TDmonthly Magazine!
November 2005 | Vol. IV - No. 11


One Odd Bird of a Store

"We believe there are many potential customers that have just never heard of us or the instruments we sell." Bill Taylor, Lark in the Morning
Its hard to run a successful business unless you believe in the community you serve. Lark in the Morning, a successful West Coast music store chain, has survived in a peculiar niche because its owners care about musicians and the instruments they play.

Mickie Zekley started the business in his Mendocino, Calif., home in 1974. He provided a service to help people locate hard-to-find instruments everything from the old to the ethnic and traveled around the country to sell them at music festivals. In 2003, Bill and Deb Taylor purchased the thriving business: three retail shops in Mendocino, San Francisco and Seattle, along with a 148-page catalog and a Web site with more than 8,000 items.

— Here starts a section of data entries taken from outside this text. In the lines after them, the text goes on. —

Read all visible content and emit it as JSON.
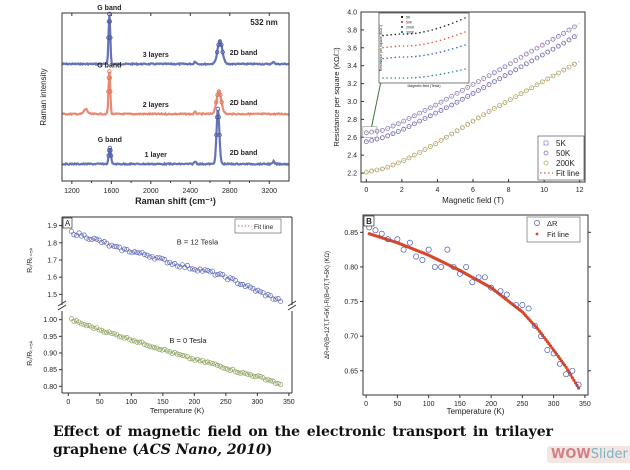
{
  "caption": {
    "text_main": "Effect of magnetic field on the electronic transport in trilayer graphene (",
    "journal": "ACS Nano, 2010",
    "text_end": ")"
  },
  "watermark": {
    "part1": "WOW",
    "part2": "Slider"
  },
  "chart_data": [
    {
      "id": "raman",
      "type": "line",
      "title": "",
      "xlabel": "Raman shift (cm⁻¹)",
      "ylabel": "Raman intensity",
      "xlim": [
        1100,
        3400
      ],
      "xticks": [
        1200,
        1600,
        2000,
        2400,
        2800,
        3200
      ],
      "annotation": "532 nm",
      "series": [
        {
          "name": "3 layers",
          "color": "#4a5aa8",
          "offset": 2,
          "peaks": [
            {
              "x": 1580,
              "h": 1.0,
              "w": 12
            },
            {
              "x": 2700,
              "h": 0.45,
              "w": 35
            },
            {
              "x": 2450,
              "h": 0.05,
              "w": 15
            },
            {
              "x": 3245,
              "h": 0.05,
              "w": 12
            }
          ],
          "labels": {
            "g": "G band",
            "d2": "2D band",
            "layer": "3 layers"
          }
        },
        {
          "name": "2 layers",
          "color": "#e2765a",
          "offset": 1,
          "peaks": [
            {
              "x": 1580,
              "h": 0.85,
              "w": 12
            },
            {
              "x": 2690,
              "h": 0.45,
              "w": 35
            },
            {
              "x": 1340,
              "h": 0.1,
              "w": 25
            },
            {
              "x": 2450,
              "h": 0.04,
              "w": 15
            }
          ],
          "labels": {
            "g": "G band",
            "d2": "2D band",
            "layer": "2 layers"
          }
        },
        {
          "name": "1 layer",
          "color": "#4a5aa8",
          "offset": 0,
          "peaks": [
            {
              "x": 1585,
              "h": 0.32,
              "w": 15
            },
            {
              "x": 2680,
              "h": 1.1,
              "w": 20
            },
            {
              "x": 2450,
              "h": 0.05,
              "w": 15
            },
            {
              "x": 3245,
              "h": 0.05,
              "w": 12
            }
          ],
          "labels": {
            "g": "G band",
            "d2": "2D band",
            "layer": "1 layer"
          }
        }
      ]
    },
    {
      "id": "magnetoresistance",
      "type": "scatter",
      "xlabel": "Magnetic field (T)",
      "ylabel": "Resistance per square (KΩ/□)",
      "xlim": [
        -0.3,
        12.3
      ],
      "ylim": [
        2.1,
        4.0
      ],
      "xticks": [
        0,
        2,
        4,
        6,
        8,
        10,
        12
      ],
      "yticks": [
        2.2,
        2.4,
        2.6,
        2.8,
        3.0,
        3.2,
        3.4,
        3.6,
        3.8,
        4.0
      ],
      "legend": {
        "position": "bottom-right",
        "entries": [
          "5K",
          "50K",
          "200K",
          "Fit line"
        ]
      },
      "series": [
        {
          "name": "5K",
          "color": "#8a7fc0",
          "x": [
            0,
            1,
            2,
            3,
            4,
            5,
            6,
            7,
            8,
            9,
            10,
            11,
            12
          ],
          "y": [
            2.65,
            2.68,
            2.77,
            2.87,
            2.97,
            3.08,
            3.19,
            3.3,
            3.41,
            3.53,
            3.64,
            3.75,
            3.87
          ]
        },
        {
          "name": "50K",
          "color": "#6a6ab8",
          "x": [
            0,
            1,
            2,
            3,
            4,
            5,
            6,
            7,
            8,
            9,
            10,
            11,
            12
          ],
          "y": [
            2.55,
            2.6,
            2.68,
            2.78,
            2.88,
            2.98,
            3.09,
            3.2,
            3.31,
            3.42,
            3.53,
            3.64,
            3.76
          ]
        },
        {
          "name": "200K",
          "color": "#a8a860",
          "x": [
            0,
            1,
            2,
            3,
            4,
            5,
            6,
            7,
            8,
            9,
            10,
            11,
            12
          ],
          "y": [
            2.21,
            2.25,
            2.33,
            2.43,
            2.54,
            2.66,
            2.78,
            2.9,
            3.01,
            3.12,
            3.23,
            3.34,
            3.45
          ]
        }
      ],
      "inset": {
        "xlabel": "Magnetic field (Tesla)",
        "ylabel": "Resistance per square (KΩ/□)",
        "legend": [
          "5K",
          "50K",
          "200K",
          "300K"
        ],
        "colors": [
          "#222222",
          "#e05a30",
          "#3a6ab0",
          "#2a8a8a"
        ]
      }
    },
    {
      "id": "panel-a",
      "type": "scatter",
      "panel_label": "A",
      "xlabel": "Temperature (K)",
      "ylabel_upper": "R_T/R_T=5K",
      "ylabel_lower": "R_T/R_T=5K",
      "xlim": [
        -10,
        355
      ],
      "xticks": [
        0,
        50,
        100,
        150,
        200,
        250,
        300,
        350
      ],
      "upper": {
        "ylim": [
          1.45,
          1.95
        ],
        "yticks": [
          1.5,
          1.6,
          1.7,
          1.8,
          1.9
        ],
        "label": "B = 12 Tesla",
        "color": "#5a6ac0",
        "x": [
          5,
          25,
          50,
          75,
          100,
          125,
          150,
          175,
          200,
          225,
          250,
          275,
          300,
          325,
          340
        ],
        "y": [
          1.86,
          1.84,
          1.81,
          1.77,
          1.75,
          1.73,
          1.7,
          1.67,
          1.65,
          1.63,
          1.6,
          1.56,
          1.52,
          1.48,
          1.46
        ]
      },
      "lower": {
        "ylim": [
          0.78,
          1.02
        ],
        "yticks": [
          0.8,
          0.85,
          0.9,
          0.95,
          1.0
        ],
        "label": "B = 0 Tesla",
        "color": "#8aa860",
        "x": [
          5,
          25,
          50,
          75,
          100,
          125,
          150,
          175,
          200,
          225,
          250,
          275,
          300,
          325,
          340
        ],
        "y": [
          1.0,
          0.985,
          0.97,
          0.955,
          0.94,
          0.925,
          0.91,
          0.895,
          0.88,
          0.87,
          0.855,
          0.84,
          0.83,
          0.815,
          0.8
        ]
      },
      "legend": {
        "position": "top-right",
        "entries": [
          "Fit line"
        ]
      }
    },
    {
      "id": "panel-b",
      "type": "scatter",
      "panel_label": "B",
      "xlabel": "Temperature (K)",
      "ylabel": "ΔR=R(B=12T,T=5K)-R(B=0T,T=5K) (KΩ)",
      "xlim": [
        -5,
        355
      ],
      "ylim": [
        0.615,
        0.875
      ],
      "xticks": [
        0,
        50,
        100,
        150,
        200,
        250,
        300,
        350
      ],
      "yticks": [
        0.65,
        0.7,
        0.75,
        0.8,
        0.85
      ],
      "legend": {
        "position": "top-right",
        "entries": [
          "ΔR",
          "Fit line"
        ]
      },
      "series": [
        {
          "name": "ΔR",
          "color": "#4a5ab0",
          "x": [
            5,
            15,
            25,
            35,
            50,
            60,
            70,
            80,
            90,
            100,
            110,
            120,
            130,
            140,
            150,
            160,
            170,
            180,
            190,
            200,
            215,
            225,
            240,
            250,
            260,
            270,
            280,
            290,
            300,
            310,
            320,
            330,
            340
          ],
          "y": [
            0.857,
            0.853,
            0.848,
            0.84,
            0.84,
            0.825,
            0.835,
            0.815,
            0.81,
            0.825,
            0.8,
            0.8,
            0.825,
            0.8,
            0.79,
            0.8,
            0.778,
            0.785,
            0.785,
            0.77,
            0.765,
            0.76,
            0.745,
            0.745,
            0.74,
            0.715,
            0.7,
            0.68,
            0.675,
            0.66,
            0.645,
            0.65,
            0.63
          ]
        },
        {
          "name": "Fit line",
          "color": "#d9472a",
          "x": [
            5,
            50,
            100,
            150,
            200,
            250,
            275,
            300,
            320,
            340
          ],
          "y": [
            0.848,
            0.835,
            0.817,
            0.795,
            0.77,
            0.735,
            0.71,
            0.68,
            0.655,
            0.625
          ]
        }
      ]
    }
  ]
}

"Were not really a bestseller business," Bill Taylor told TDmonthly Magazine. "We intentionally are in the business of selling more unusual items, with small sales for thousands of different items."

For parents and instructors, Lark in the Morning is an excellent source for the talented child longing for an instrument out of the ordinary. The Musicmaker is one of their most popular instruments, along with the Lollipop Drum and Whistle. Hand percussion attracts children, Taylor said.

Forty percent of sales are from their shops. The other 60 percent of direct sales orders, including wholesale, are placed through their Web site. Taylor believes that many of their phone orders are made after people have visited the site.

"Most of our retail shop business is 'drop in,' but we do have many customers that travel across the country and across the world to visit a shop," Taylor remarked. "We know we have the most diverse selection of world musical instruments of any shop anywhere, and its a great experience to visit in person."

Promotion has been the key to achieving this kind of notoriety. Taylor focuses on improving their Web site and expanding their presence on distribution avenues, such as Amazon, and eBay.

"Our marketing plan is to find ways to let people know what we have," he explained. "We believe there are many potential customers that have just never heard of us or the instruments we sell."

Mickie Zekley, the founder, still owns and operates Lark Camp. Lark in the Morning Music Celebration began in 1980, attracting beginners and professionals. Every year several hundred students get together with more than 75 instructors from around the globe. Many are young people.

"Like most interesting businesses, Lark in the Morning was started because of a personal passion, not a business idea," Taylor said. "Those of us here today still have that passion. We have a goal of providing a market for the most diverse collection of instruments."